Kate Sell “was blown away” by how scientific NFP was when she first learned the methodology.
“It was a great way for my frat-boy husband to understand my cycle and for us to explore each other’s fertility. It was beautiful,” she said.
Her newfound knowledge led her to identify a hormone imbalance she had.
“I knew by charting what my problem was. I was scoffed at by my doctor. He said, ‘How could you possibly know?’ But he conducted a test and then I started to take a supplement,” she said. “Medically, NFP is a no-brainer.”
Growing up within an evangelical Protestant family, Kate said she and Bryan are a “lone ranger couple,” being the only Catholics in the family and also practicing NFP, although their witness to NFP changed the hearts of a cousin and his wife who now practice it.
“My friends from college … so many hate contracepting,” Kate said. “I tell them, ‘Why mess with that? Try this—it’s easy and there are no health risks.’ It’s 99 percent effective if used right.”
She added, “There’s something so attractive to women, so attractive about understanding your own body and how men view their wives. Her fertility is not to be suppressed but is something to be cherished. It’s important, cool, intriguing.”
Carrie Borgerding, who converted to Catholicism before marrying Chris, echoed a similar sentiment. She found learning about her cycle with her husband to be “very comforting” as he helped her to interpret her charts.

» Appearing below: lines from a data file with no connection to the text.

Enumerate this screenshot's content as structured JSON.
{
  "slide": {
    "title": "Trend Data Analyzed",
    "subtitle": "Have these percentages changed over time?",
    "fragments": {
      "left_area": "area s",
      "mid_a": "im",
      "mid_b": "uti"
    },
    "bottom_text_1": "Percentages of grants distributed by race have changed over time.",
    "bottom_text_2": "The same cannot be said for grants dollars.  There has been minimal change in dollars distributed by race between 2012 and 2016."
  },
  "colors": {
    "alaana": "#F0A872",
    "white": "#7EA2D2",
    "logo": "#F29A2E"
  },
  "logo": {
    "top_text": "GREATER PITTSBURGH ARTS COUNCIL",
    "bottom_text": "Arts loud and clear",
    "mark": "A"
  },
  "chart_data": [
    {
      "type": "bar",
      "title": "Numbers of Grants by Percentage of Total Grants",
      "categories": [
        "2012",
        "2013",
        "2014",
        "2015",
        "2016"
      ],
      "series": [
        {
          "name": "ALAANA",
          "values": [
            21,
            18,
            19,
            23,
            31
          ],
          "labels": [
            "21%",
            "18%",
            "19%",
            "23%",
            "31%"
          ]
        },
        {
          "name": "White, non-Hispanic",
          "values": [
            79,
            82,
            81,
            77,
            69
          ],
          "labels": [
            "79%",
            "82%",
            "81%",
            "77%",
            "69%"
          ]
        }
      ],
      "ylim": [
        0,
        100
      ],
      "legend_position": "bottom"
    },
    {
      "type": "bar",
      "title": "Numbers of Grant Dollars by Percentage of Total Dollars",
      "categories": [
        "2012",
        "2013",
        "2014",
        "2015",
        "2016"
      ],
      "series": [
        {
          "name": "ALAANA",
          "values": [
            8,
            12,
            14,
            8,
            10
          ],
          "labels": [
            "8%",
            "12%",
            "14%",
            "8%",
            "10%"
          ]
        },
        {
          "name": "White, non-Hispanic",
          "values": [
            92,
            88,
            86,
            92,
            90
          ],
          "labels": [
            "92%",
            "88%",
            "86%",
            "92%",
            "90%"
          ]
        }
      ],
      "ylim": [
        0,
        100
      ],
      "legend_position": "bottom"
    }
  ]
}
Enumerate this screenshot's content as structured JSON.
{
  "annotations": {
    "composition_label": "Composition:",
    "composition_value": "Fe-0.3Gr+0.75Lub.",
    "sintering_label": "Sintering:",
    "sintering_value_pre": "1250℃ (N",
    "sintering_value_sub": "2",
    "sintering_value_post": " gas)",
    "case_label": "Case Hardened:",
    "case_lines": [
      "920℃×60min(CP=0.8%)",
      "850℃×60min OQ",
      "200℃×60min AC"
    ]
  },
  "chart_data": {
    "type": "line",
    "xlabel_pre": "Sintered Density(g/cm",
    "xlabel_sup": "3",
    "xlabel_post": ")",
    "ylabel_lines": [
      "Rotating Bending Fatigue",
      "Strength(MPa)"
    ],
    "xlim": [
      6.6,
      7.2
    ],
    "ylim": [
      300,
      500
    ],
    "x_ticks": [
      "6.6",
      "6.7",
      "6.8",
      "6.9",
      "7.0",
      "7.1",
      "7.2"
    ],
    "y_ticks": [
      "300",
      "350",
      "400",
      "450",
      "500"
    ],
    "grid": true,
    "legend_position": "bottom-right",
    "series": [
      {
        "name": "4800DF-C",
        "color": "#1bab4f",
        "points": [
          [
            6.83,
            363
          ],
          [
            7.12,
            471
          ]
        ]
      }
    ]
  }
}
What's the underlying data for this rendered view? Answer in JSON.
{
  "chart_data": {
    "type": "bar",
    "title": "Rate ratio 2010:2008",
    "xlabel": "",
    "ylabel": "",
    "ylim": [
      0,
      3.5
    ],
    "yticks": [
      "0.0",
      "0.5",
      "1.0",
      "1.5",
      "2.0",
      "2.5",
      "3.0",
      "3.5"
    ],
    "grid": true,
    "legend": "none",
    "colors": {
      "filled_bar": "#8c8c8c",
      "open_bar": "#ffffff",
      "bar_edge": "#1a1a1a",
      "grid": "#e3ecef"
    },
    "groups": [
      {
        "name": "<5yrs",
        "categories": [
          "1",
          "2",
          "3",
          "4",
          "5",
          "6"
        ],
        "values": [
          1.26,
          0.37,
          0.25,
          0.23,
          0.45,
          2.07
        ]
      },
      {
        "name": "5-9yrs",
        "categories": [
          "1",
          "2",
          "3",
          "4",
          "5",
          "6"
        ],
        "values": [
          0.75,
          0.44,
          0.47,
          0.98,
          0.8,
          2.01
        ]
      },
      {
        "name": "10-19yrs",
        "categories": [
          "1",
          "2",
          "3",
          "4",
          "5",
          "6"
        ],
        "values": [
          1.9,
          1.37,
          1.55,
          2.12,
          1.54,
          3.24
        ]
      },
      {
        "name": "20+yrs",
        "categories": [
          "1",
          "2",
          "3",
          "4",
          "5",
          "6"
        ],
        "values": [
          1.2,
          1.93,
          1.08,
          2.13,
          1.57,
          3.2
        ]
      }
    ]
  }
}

“I thought ‘thank goodness I won’t have to fight him on it.’ We were totally on the same page,” she said.
The couple postponed starting a family in order “to travel, to get a little more financially stable … and to spend some time together.”
After almost nine years of marriage they have two children.
She and Chris enjoy teaching other couples NFP, sometimes referred to as “marriage insurance” because of the low divorce rate among couples practicing it.
“They are so eager to learn it. … They catch on really well. It’s fun to watch them discover each other.”
She remains thankful that “the church has not fallen to the pressures of secular society.”
“We’ve seen how it has blessed other marriages. The men come with their wives skeptical and we have seen afterward how they’re full of joy. It is life-changing.”